ワインの飲酒はコレステロールにどのような影響を与えるか
適度なワイン摂取とコレステロール
適度なアルコール摂取、特に赤ワインは血中コレステロールに対して好ましい効果が報告されています。主な影響は以下の通りです。
1. HDL(善玉)コレステロールの増加
赤ワインの飲酒は高密度リポタンパク(HDL)を増やすとされ、HDLは余分なコレステロールを血管壁から除去し、プラーク形成や心疾患リスクを低減します。
2. LDL(悪玉)コレステロールの酸化抑制
ワインに含まれるポリフェノール、特にレスベラトロールはLDLの酸化を防ぎます。
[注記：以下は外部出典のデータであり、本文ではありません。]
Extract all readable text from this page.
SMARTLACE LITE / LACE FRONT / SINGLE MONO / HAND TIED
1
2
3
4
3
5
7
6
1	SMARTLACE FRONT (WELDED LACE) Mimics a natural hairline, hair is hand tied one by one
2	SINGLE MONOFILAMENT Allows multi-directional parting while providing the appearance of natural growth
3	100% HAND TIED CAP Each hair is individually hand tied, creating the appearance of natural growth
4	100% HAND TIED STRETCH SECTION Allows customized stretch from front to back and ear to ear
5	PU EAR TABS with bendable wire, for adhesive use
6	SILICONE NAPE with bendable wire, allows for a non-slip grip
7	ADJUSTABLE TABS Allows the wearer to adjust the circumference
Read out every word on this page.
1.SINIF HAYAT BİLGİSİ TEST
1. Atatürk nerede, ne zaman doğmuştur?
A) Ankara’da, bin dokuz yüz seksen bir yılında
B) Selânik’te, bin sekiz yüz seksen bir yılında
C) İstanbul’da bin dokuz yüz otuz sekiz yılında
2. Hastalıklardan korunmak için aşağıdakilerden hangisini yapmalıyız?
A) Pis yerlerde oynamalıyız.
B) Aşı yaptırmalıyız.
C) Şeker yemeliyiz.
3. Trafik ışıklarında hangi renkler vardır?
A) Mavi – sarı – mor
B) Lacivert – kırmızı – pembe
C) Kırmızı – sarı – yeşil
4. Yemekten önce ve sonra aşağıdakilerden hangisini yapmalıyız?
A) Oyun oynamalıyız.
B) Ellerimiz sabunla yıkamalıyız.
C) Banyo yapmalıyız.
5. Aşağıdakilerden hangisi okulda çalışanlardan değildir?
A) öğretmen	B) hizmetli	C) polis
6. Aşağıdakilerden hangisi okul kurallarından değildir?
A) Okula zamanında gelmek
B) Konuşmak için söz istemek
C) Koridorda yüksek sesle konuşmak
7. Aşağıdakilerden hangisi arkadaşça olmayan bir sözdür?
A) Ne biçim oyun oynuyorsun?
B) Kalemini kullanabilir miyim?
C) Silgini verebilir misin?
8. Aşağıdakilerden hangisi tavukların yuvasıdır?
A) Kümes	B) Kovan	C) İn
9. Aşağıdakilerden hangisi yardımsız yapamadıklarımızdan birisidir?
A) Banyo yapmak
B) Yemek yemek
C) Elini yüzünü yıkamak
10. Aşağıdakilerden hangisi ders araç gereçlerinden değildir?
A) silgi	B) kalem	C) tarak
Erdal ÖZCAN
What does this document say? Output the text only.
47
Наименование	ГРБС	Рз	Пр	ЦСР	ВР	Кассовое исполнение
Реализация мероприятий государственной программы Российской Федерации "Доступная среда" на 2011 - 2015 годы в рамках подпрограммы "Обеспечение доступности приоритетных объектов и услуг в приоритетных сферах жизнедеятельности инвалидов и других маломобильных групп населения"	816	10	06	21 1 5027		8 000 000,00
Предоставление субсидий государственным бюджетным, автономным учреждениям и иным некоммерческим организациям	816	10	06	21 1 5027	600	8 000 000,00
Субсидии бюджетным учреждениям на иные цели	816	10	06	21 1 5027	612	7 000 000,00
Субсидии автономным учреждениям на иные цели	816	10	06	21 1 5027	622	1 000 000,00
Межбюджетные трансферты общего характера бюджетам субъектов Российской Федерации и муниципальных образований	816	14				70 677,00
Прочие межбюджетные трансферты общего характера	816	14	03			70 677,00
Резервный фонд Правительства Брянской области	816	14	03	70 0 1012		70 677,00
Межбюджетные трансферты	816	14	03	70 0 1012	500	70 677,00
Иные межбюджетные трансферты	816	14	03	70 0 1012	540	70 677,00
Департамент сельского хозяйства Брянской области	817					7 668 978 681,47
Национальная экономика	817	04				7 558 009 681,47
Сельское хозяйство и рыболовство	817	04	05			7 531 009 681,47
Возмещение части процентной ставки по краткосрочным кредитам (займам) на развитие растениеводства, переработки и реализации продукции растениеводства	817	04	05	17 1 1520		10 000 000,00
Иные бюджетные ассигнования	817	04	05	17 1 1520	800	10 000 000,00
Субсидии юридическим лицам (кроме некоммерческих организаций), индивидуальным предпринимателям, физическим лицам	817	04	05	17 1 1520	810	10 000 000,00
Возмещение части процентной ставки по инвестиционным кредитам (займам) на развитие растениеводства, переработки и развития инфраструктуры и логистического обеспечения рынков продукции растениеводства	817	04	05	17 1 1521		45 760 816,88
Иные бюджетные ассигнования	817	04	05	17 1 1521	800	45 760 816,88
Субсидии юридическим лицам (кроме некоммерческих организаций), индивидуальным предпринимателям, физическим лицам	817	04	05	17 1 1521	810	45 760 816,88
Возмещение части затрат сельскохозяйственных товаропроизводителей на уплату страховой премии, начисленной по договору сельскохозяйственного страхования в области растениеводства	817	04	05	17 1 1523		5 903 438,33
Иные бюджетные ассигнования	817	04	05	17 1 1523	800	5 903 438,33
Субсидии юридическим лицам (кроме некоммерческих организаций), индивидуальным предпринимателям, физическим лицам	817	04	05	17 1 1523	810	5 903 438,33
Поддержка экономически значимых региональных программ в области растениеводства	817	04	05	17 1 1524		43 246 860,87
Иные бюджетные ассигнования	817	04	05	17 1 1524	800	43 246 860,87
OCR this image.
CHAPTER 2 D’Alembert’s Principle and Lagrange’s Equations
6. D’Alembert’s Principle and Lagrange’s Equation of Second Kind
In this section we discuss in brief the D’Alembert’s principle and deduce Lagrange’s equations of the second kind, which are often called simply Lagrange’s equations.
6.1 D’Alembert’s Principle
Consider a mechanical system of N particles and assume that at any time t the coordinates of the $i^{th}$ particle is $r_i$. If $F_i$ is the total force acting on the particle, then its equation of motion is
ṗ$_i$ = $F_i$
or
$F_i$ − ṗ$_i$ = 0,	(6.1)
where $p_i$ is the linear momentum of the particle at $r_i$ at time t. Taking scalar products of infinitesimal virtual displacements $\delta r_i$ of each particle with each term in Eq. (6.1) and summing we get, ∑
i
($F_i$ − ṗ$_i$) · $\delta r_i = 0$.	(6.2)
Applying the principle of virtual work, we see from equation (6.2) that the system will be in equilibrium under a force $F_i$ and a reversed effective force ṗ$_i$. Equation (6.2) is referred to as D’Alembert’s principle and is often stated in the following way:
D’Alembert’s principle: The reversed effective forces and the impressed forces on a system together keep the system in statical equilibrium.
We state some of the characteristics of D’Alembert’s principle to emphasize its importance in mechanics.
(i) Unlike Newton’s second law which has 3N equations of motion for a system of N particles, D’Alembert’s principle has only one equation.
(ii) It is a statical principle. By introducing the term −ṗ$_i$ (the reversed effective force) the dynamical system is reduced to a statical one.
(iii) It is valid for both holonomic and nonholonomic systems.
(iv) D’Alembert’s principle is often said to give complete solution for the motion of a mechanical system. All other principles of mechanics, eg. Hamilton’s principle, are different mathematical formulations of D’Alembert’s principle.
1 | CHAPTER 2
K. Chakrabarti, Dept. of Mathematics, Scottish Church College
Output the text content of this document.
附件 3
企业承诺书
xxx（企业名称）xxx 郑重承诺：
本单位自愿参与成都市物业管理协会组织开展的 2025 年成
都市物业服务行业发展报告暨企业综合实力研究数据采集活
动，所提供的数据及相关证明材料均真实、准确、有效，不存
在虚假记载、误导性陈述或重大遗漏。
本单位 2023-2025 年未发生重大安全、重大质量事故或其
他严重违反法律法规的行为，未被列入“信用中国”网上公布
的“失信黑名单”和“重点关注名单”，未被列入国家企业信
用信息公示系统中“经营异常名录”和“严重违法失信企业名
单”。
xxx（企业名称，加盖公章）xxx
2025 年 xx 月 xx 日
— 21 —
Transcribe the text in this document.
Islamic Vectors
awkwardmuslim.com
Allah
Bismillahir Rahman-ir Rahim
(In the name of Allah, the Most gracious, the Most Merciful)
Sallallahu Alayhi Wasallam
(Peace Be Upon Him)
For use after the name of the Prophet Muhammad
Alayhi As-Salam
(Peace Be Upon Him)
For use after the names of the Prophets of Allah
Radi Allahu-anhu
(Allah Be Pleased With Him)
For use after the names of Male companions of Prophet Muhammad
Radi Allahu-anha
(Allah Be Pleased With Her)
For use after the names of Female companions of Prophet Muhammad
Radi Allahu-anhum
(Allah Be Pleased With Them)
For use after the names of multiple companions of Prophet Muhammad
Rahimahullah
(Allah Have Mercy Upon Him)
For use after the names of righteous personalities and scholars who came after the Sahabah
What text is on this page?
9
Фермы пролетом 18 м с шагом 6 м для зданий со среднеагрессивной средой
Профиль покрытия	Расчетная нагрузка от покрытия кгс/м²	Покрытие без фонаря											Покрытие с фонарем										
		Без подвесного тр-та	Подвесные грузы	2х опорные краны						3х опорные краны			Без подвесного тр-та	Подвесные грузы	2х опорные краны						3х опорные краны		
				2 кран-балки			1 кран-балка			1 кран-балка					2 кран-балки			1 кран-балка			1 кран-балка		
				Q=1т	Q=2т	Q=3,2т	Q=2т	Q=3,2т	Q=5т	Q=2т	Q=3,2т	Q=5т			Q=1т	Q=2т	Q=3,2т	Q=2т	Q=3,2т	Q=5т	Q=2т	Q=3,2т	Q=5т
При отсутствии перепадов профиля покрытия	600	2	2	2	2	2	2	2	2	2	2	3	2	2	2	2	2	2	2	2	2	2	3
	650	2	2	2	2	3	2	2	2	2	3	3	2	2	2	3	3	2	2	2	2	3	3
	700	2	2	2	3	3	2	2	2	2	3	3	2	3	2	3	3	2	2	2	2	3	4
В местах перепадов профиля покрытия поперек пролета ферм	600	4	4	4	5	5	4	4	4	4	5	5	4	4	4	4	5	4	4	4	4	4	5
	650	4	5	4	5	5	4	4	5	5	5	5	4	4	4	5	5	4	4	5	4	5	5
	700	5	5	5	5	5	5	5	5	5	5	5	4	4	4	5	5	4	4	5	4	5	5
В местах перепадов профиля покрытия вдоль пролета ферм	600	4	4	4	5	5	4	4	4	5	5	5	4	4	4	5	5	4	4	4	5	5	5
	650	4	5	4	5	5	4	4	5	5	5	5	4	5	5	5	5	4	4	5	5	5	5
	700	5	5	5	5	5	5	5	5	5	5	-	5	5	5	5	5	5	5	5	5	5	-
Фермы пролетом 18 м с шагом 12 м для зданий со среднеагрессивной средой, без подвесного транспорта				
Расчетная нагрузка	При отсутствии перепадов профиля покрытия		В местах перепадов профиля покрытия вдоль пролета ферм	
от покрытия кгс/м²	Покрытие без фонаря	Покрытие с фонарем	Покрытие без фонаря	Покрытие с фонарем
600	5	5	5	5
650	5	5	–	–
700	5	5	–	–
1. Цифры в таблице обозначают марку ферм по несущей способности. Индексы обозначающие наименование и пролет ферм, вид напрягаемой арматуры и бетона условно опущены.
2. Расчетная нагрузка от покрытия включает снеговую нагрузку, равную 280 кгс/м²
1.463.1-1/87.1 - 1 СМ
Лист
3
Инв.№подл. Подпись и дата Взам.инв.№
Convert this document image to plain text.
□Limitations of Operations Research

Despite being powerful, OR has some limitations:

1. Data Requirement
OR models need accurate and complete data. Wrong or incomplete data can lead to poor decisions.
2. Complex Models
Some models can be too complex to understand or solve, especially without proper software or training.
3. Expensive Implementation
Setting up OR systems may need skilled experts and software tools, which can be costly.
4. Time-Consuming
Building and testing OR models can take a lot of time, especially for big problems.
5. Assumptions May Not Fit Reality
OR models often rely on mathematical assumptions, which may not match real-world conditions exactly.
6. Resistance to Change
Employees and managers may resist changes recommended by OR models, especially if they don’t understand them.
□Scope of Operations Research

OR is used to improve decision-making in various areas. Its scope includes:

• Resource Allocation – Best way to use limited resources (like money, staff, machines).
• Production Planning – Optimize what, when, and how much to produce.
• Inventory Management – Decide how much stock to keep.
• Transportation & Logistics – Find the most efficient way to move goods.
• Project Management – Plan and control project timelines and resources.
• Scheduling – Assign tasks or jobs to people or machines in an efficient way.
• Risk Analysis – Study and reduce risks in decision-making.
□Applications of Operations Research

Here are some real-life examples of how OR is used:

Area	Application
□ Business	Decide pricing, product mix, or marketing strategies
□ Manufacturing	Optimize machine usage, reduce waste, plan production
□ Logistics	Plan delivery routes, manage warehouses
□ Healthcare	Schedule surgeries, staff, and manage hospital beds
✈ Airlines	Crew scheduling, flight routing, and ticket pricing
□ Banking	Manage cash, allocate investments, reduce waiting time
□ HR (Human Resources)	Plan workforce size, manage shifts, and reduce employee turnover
酸化LDLは動脈壁に蓄積しやすく、動脈硬化の原因となるため、酸化抑制は重要です。
3. コレステロールバランスの改善
適度なワイン摂取はHDLとLDLの比率を良好に保ち、心血管全体の健康を支えます。
4. 抗酸化作用
ワインのポリフェノールは強力な抗酸化剤で、体内の有害な活性酸素を除去し、LDLの酸化をさらに防ぎます。
5. インスリン感受性の向上
適度な飲酒はインスリン感受性を高め、血糖コントロールを改善します。これにより中性脂肪の過剰産生が抑えられ、コレステロール代謝が円滑になります。
6. ApoA‑I の増加
ワインはHDLの主要構成タンパクであるアポリポ蛋白A‑I(ApoA‑I)を増やす可能性があり、ApoA‑I が高いほど心血管疾患リスクが低下します。
7. 血管内皮機能の改善
適度なアルコール摂取は血管内皮の機能を向上させ、血流をスムーズに保ち、炎症を抑制し、動脈硬化の進行を遅らせます。
注意点と推奨摂取量
これらの効果は「適度」な摂取に限られます。過剰なアルコールは逆に健康を損ね、慢性疾患リスクを高めます。米国心臓協会は、男性は1日2杯、女性は1杯までに抑えることを推奨しています。
ワインを日常に取り入れたい場合は、必ず医師や管理栄養士と相談し、個々の健康状態や服用中の薬剤に合わせたアドバイスを受けましょう。